В движении на острове Бука характерен решительный разрыв с прошлым и отказ от личной собственности на деньги, в чем отразилось не только отвращение ко всему европейскому, но и «некий примитивный коммунизм» (Уорсли). Впоследствии движение перекинулось на соседний Бугенвиль. Традиционные запреты были отменены и на Бугенвиле; женщинам было разрешено есть вместе с мужчинами и смотреть на маски, одеваемые при обрядах посвящения. Движение приобрело открыто враждебный по отношению к европейцам характер. Руководители движения требовали повышения заработной платы. Островитяне с нетерпением ждали перехода власти к коренному населению. Местные власти и здесь расправились с участниками движения самым решительным образом.

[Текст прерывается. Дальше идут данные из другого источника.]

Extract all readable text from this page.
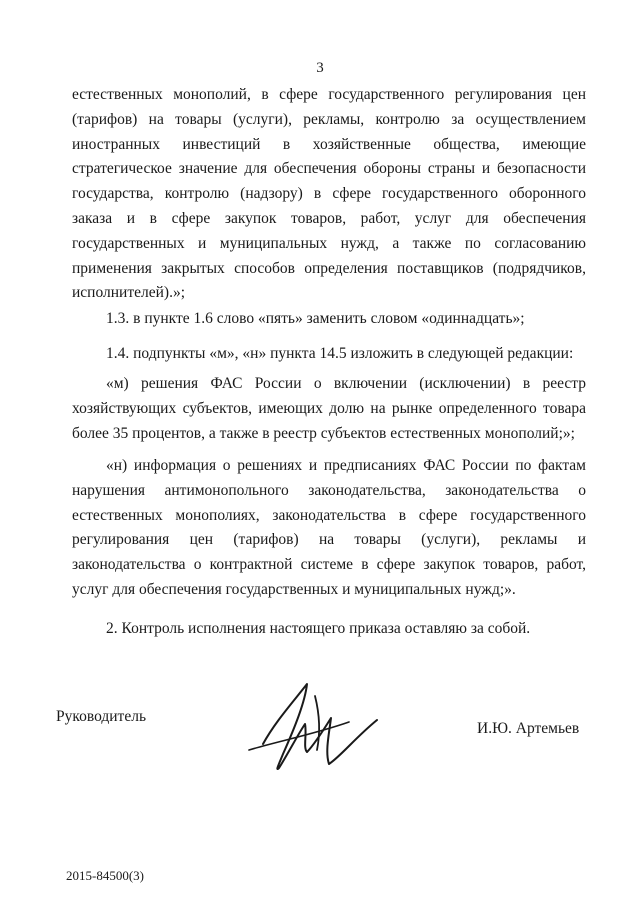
3

естественных монополий, в сфере государственного регулирования цен (тарифов) на товары (услуги), рекламы, контролю за осуществлением иностранных инвестиций в хозяйственные общества, имеющие стратегическое значение для обеспечения обороны страны и безопасности государства, контролю (надзору) в сфере государственного оборонного заказа и в сфере закупок товаров, работ, услуг для обеспечения государственных и муниципальных нужд, а также по согласованию применения закрытых способов определения поставщиков (подрядчиков, исполнителей).»;

1.3. в пункте 1.6 слово «пять» заменить словом «одиннадцать»;

1.4. подпункты «м», «н» пункта 14.5 изложить в следующей редакции:

«м) решения ФАС России о включении (исключении) в реестр хозяйствующих субъектов, имеющих долю на рынке определенного товара более 35 процентов, а также в реестр субъектов естественных монополий;»;

«н) информация о решениях и предписаниях ФАС России по фактам нарушения антимонопольного законодательства, законодательства о естественных монополиях, законодательства в сфере государственного регулирования цен (тарифов) на товары (услуги), рекламы и законодательства о контрактной системе в сфере закупок товаров, работ, услуг для обеспечения государственных и муниципальных нужд;».

2. Контроль исполнения настоящего приказа оставляю за собой.

Руководитель
И.Ю. Артемьев
2015-84500(3)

На острове Бугенвиль было арестовано около ста аборигенов. Сторонники движения уничтожали все свое имущество, в том числе домашних животных, и это вызвало голод среди населения.

Движение затихло; обряды посвящения возобновились. Однако в 1939 г. была отмечена новая вспышка, возможно в связи с сильным землетрясением на юге острова Бугенвиль; но и она была подавлена.

Автора книги нельзя не упрекнуть в некоторой наивности формулировок и в идеализации администрации. Акт возмущения колониальными властями, вылившийся в силу несознательности местного населения в террористический акт, он называет просто убийством (стр. 118). Нуждается в пояснении и его сообщение о случаях каннибализма.

Зарубежные авторы часто пишут о каннибализме у меланезийцев, нередко, чтобы подчеркнуть этим их «варварство», и «жестокость». Действительно, в прошлом этот обычай существовал на некоторых островах Меланезии. Чаще всего он бывал связан с межплеменной враждой и вооруженными столкновениями. Захваченных на войне пленников поедали или обращали в рабство. На одних островах было принято поедать только тела убитых на войне врагов, на других – употребление в пищу человеческого мяса было связано с религиозно-магическими представлениями. Местами каннибализм составлял привилегию знати и вождей. Вообще замечено, что развитие каннибализма связано с развитием социального расслоения и межплеменных войн. Но особенно широкие размеры каннибализм принял под косвенным влиянием европейских колонизаторов, которые снабжали меланезийских вождей огнестрельным оружием и разжигали междоусобные войны. В паше время каннибализм в Океании ушел в область преданий.

Когда окончилась вторая мировая война, островитяне надеялись, что теперь-то наступит новая жизнь. Британским и австралийским властям пришлось пойти на уступки, хотя и не сразу. В апреле 1967 г. вступила в силу конституция, согласно которой на британских Соломоновых островах был создан Законодательный совет. Население Бугенвиля представлено теперь в Палате собрания, обладающей ограниченными законодательными функциями; она находится в Порт-Морсби, на Новой Гвинее. Но политические и экономические требования островитян не удовлетворены полностью. Вот почему и под покровом видимого спокойствия здесь, в Меланезии, всегда тлеет огонь недовольства, готовый в любой день и час вспыхнуть с новой силой. Вулканы Меланезии лишь дремлют. Меланезийцы по-прежнему верят в наступление нового мира мира изобилия и справедливости – и ничто не в состоянии погасить в них эту веру.